As an example, you could trigger re-tuning with power-of-two bucketing:

@helion.kernel(
    configs=candidate_configs,
    key=lambda x, y: helion.next_power_of_2(x.numel()),
    static_shapes=False,
)
def my_kernel(x, y):
    ...

See Kernel for the full decorator reference.

Advanced Manual Deployment#

Some teams prefer to skip all runtime selection, using Helion only as an ahead-of-time compiler. For this use case we provide Kernel.bind and BoundKernel.compile_config, enabling wrapper patterns that let you implement bespoke routing logic. For example, to route based on input size:

bound = my_kernel.bind(example_inputs)

small_cfg = helion.Config.load("configs/my_kernel_small.json")
large_cfg = helion.Config.load("configs/my_kernel_large.json")

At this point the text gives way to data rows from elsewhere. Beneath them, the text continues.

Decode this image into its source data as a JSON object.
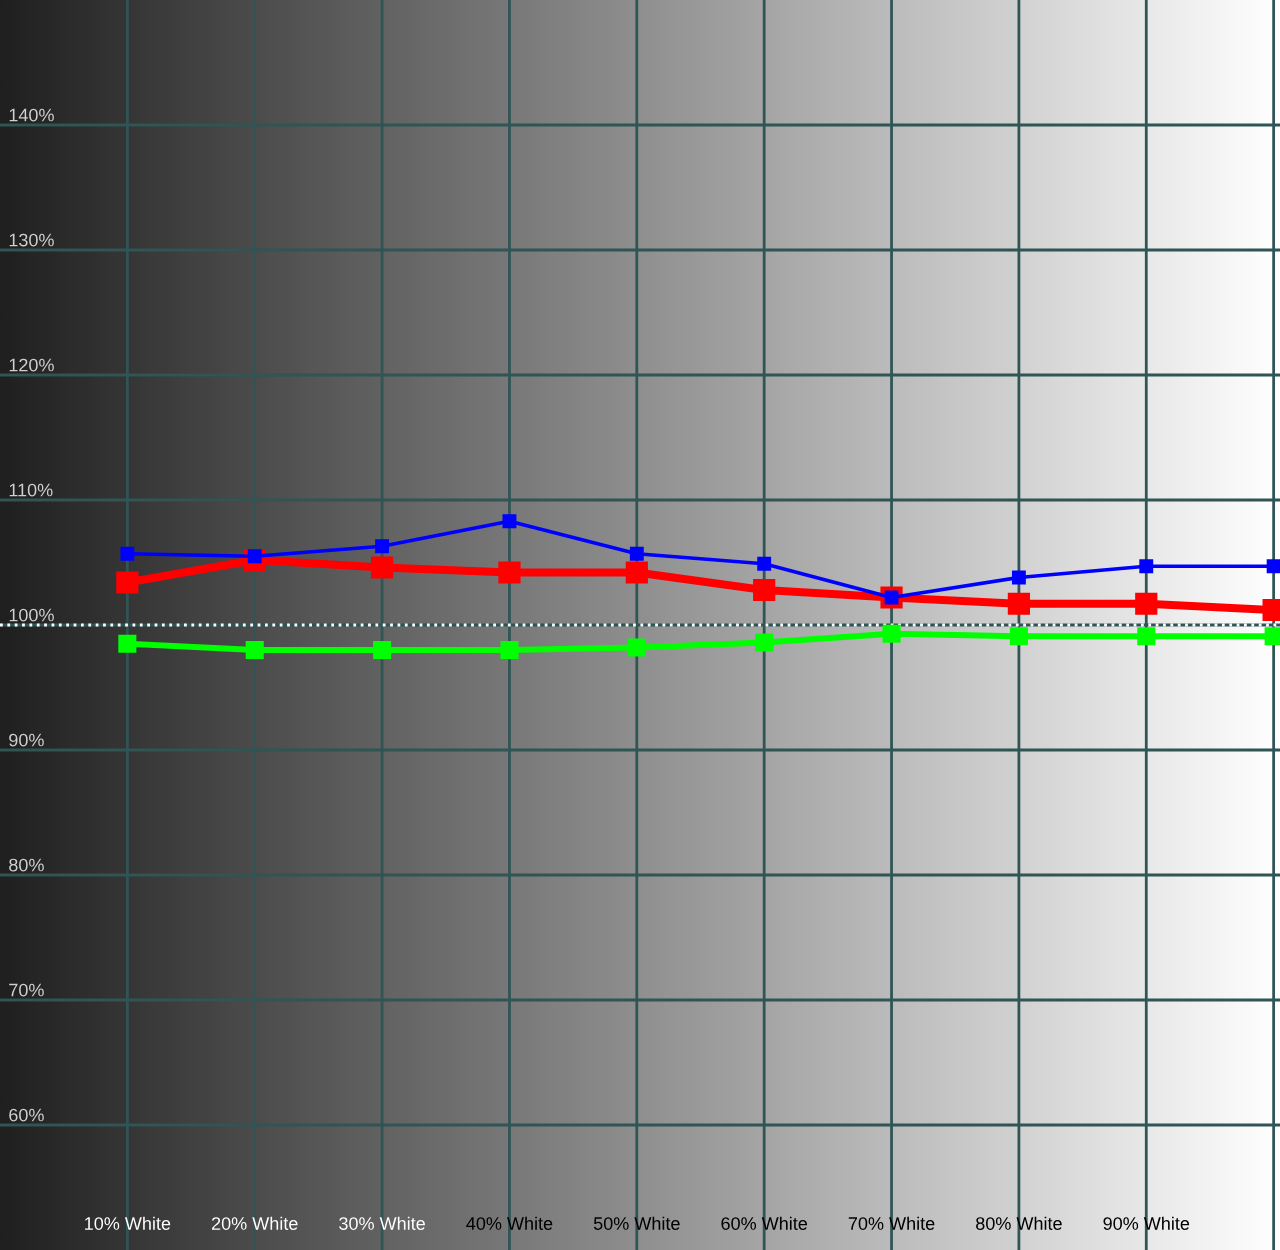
{
  "chart_data": {
    "type": "line",
    "categories": [
      "10% White",
      "20% White",
      "30% White",
      "40% White",
      "50% White",
      "60% White",
      "70% White",
      "80% White",
      "90% White",
      null
    ],
    "series": [
      {
        "color": "#ff0000",
        "values": [
          103.4,
          105.2,
          104.6,
          104.2,
          104.2,
          102.8,
          102.2,
          101.7,
          101.7,
          101.2
        ]
      },
      {
        "color": "#00ff00",
        "values": [
          98.5,
          98.0,
          98.0,
          98.0,
          98.2,
          98.6,
          99.3,
          99.1,
          99.1,
          99.1
        ]
      },
      {
        "color": "#0000ff",
        "values": [
          105.7,
          105.5,
          106.3,
          108.3,
          105.7,
          104.9,
          102.2,
          103.8,
          104.7,
          104.7
        ]
      }
    ],
    "ylim": [
      50,
      150
    ],
    "yticks": [
      {
        "value": 60,
        "label": "60%"
      },
      {
        "value": 70,
        "label": "70%"
      },
      {
        "value": 80,
        "label": "80%"
      },
      {
        "value": 90,
        "label": "90%"
      },
      {
        "value": 100,
        "label": "100%"
      },
      {
        "value": 110,
        "label": "110%"
      },
      {
        "value": 120,
        "label": "120%"
      },
      {
        "value": 130,
        "label": "130%"
      },
      {
        "value": 140,
        "label": "140%"
      }
    ],
    "ref_lines": [
      {
        "axis": "y",
        "value": 100,
        "color": "#ffffff",
        "line_style": "dotted"
      }
    ],
    "grid": true,
    "marker": "square",
    "line_style": "solid",
    "legend": false
  }
}
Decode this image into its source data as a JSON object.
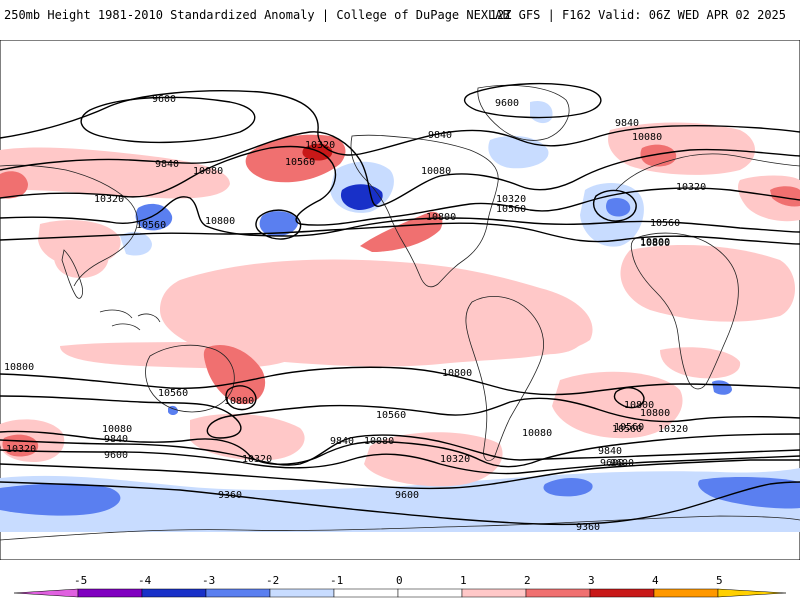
{
  "header": {
    "left": "250mb Height 1981-2010 Standardized Anomaly | College of DuPage NEXLAB",
    "right": "12Z GFS | F162 Valid: 06Z WED APR 02 2025"
  },
  "colors": {
    "anom_neg5": "#e060e0",
    "anom_neg4": "#8000c0",
    "anom_neg3": "#1830c8",
    "anom_neg2": "#5a7ff0",
    "anom_neg1": "#c8dcff",
    "anom_zero": "#ffffff",
    "anom_pos1": "#ffc8c8",
    "anom_pos2": "#f07070",
    "anom_pos3": "#c81818",
    "anom_pos4": "#ff9800",
    "anom_pos5": "#ffd000",
    "contour": "#000000",
    "coastline": "#222222"
  },
  "colorbar": {
    "tick_labels": [
      "-5",
      "-4",
      "-3",
      "-2",
      "-1",
      "0",
      "1",
      "2",
      "3",
      "4",
      "5"
    ]
  },
  "contour_labels": [
    "9600",
    "9600",
    "9840",
    "9840",
    "9840",
    "10080",
    "10080",
    "10080",
    "10320",
    "10320",
    "10320",
    "10320",
    "10560",
    "10560",
    "10560",
    "10560",
    "10800",
    "10800",
    "10800",
    "10320",
    "10560",
    "10800",
    "10800",
    "10560",
    "10080",
    "9840",
    "9600",
    "10320",
    "10560",
    "10800",
    "10080",
    "9840",
    "9600",
    "10320",
    "9360",
    "9600",
    "9360",
    "10800",
    "10560",
    "10080",
    "9840",
    "10800",
    "10800",
    "10320",
    "9600"
  ]
}
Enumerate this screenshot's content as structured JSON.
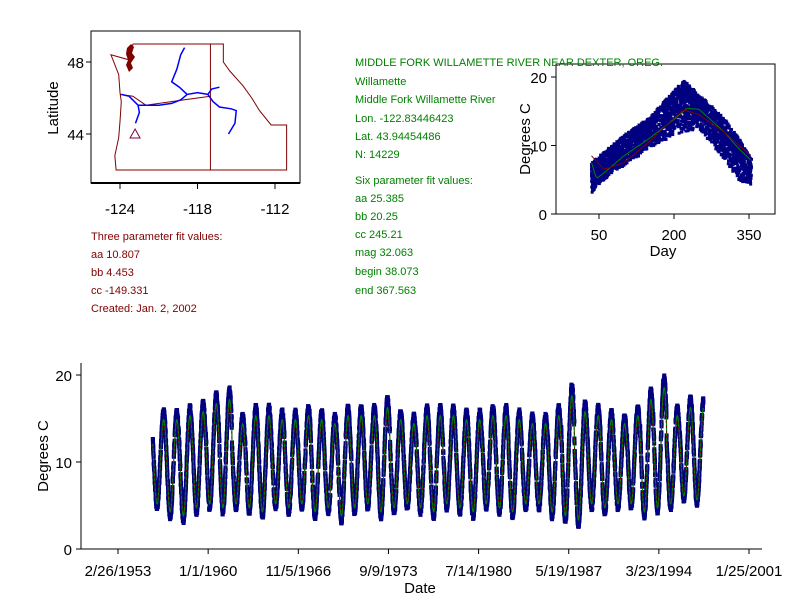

small_run = bound.compile_config(small_cfg)  # Returns a callable
large_run = bound.compile_config(large_cfg)

def routed_my_kernel(x, y):
    runner = small_run if x.numel() <= 2**16 else large_run
    return runner(x, y)

Kernel.bind produces a BoundKernel tied to sample input types. You can pre-compile as many configs as you need using BoundKernel.compile_config. Warning: kernel.bind() specializes, and the result will only work with the same input types you passed.

  • With static_shapes=True (default) the bound kernel only works for the exact shape/stride signature of the example inputs. The generated code has shapes baked in, which often provides a performance boost.

  • With static_shapes=False it will specialize on the input dtypes, device types, and whether each dynamic dimension falls into the 0, 1, or ≥2 bucket. Python types are also specialized. For dimensions that can vary across those buckets, supply representative inputs ≥2 to avoid excessive specialization.

If you need to support multiple input types, bind multiple times with representative inputs.

Alternately, you can export Triton source with bound.to_triton_code(small_cfg) to drop Helion from your serving environment altogether, embedding the generated kernel in a custom runtime. The Triton kernels could then be compiled down into PTX/cubins to further remove Python from the critical path, but details on this are beyond the scope of this document.